- Church: Roman Catholic Church
- Archdiocese: Coro
- Province: Coro
- Metropolis: Coro
- Appointed: 31 October 2023
- Previous posts: Bishop of San Felipe (2016-2023) Apostolic Administrator of Barquisimeto (2018-2023)

Orders
- Ordination: 19 August 2000
- Consecration: 21 May 2016
- Rank: Metropolitan Archbishop

Personal details
- Born: Víctor Hugo Basabe 17 December 1961 (age 64) San Carlos de Zulia, Venezuela
- Denomination: Catholic Church
- Occupation: Archbishop, Prelate
- Alma mater: Pontifical Athenaeum Regina Apostolorum Pontifical Lateran University

= Víctor Hugo Basabe =

Venezuelan Roman Catholic Prelate

Víctor Hugo Basabe (born on 17 December 1961) is a Venezuelan prelate of the Catholic Church. He has been appointed the Metropolitan Archbishop of Coro. He was consecrated a bishop in 2016 and served five years as bishop of San Felipe and then from 2018 to 2023 was apostolic administrator Barquisimeto.

== Biography ==
Víctor Hugo Basabe was born on 17 December 1961 in San Carlos de Zulia, Venezuela. He earned a degree in jurisprudence at the University of Zulia and then studied philosophy and theology at the Major Seminary of Barquisimeto. He was ordained a priest on 19 August 2000 and incardinated in San Carlos de Zulia. In Rome, he earned a licentiate in canon law from the Pontifical Lateran University and in theology from the Pontifical Athenaeum Regina Apostolorum. He has served as parish vicar, chancellor and moderator of the diocesan Curia, parish priest, and undersecretary and secretary general of the Venezuelan Episcopal Conference.

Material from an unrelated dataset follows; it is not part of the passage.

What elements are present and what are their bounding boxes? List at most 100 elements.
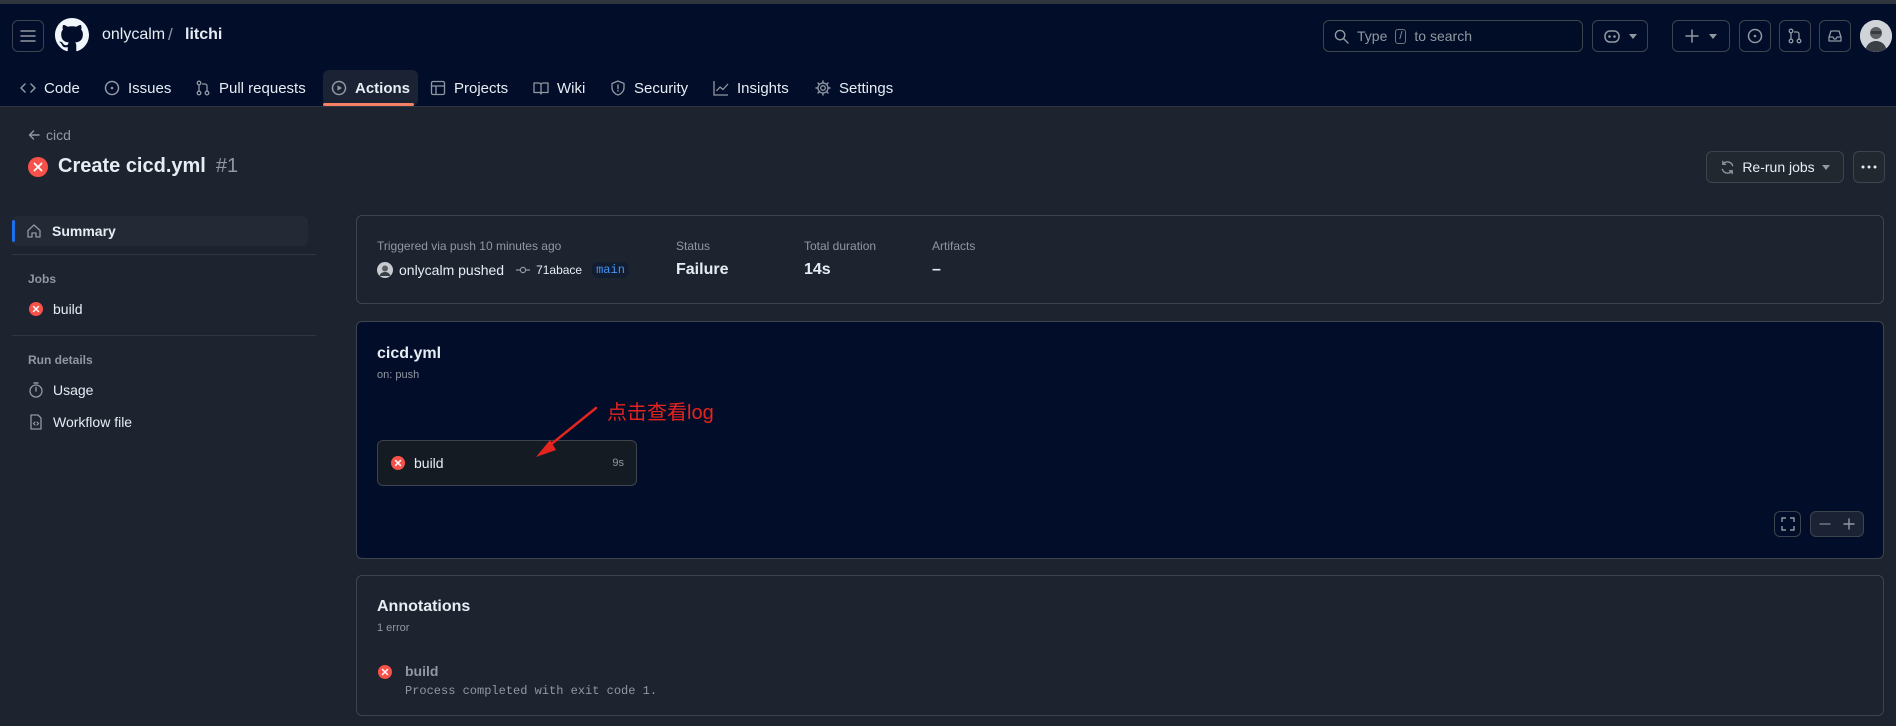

In March 2016, he was appointed bishop of San Felipe. He received his episcopal consecration in May 2016. He served from 2018 to 2023 as apostolic administrator of Barquisimeto.

Within the Venezuelan Episcopal Conference, he is a member of the Episcopal Commission for management, planning, administration and legal matters.

On 31 October 2023, Pope Francis appointed him Metropolitan Archbishop of Coro.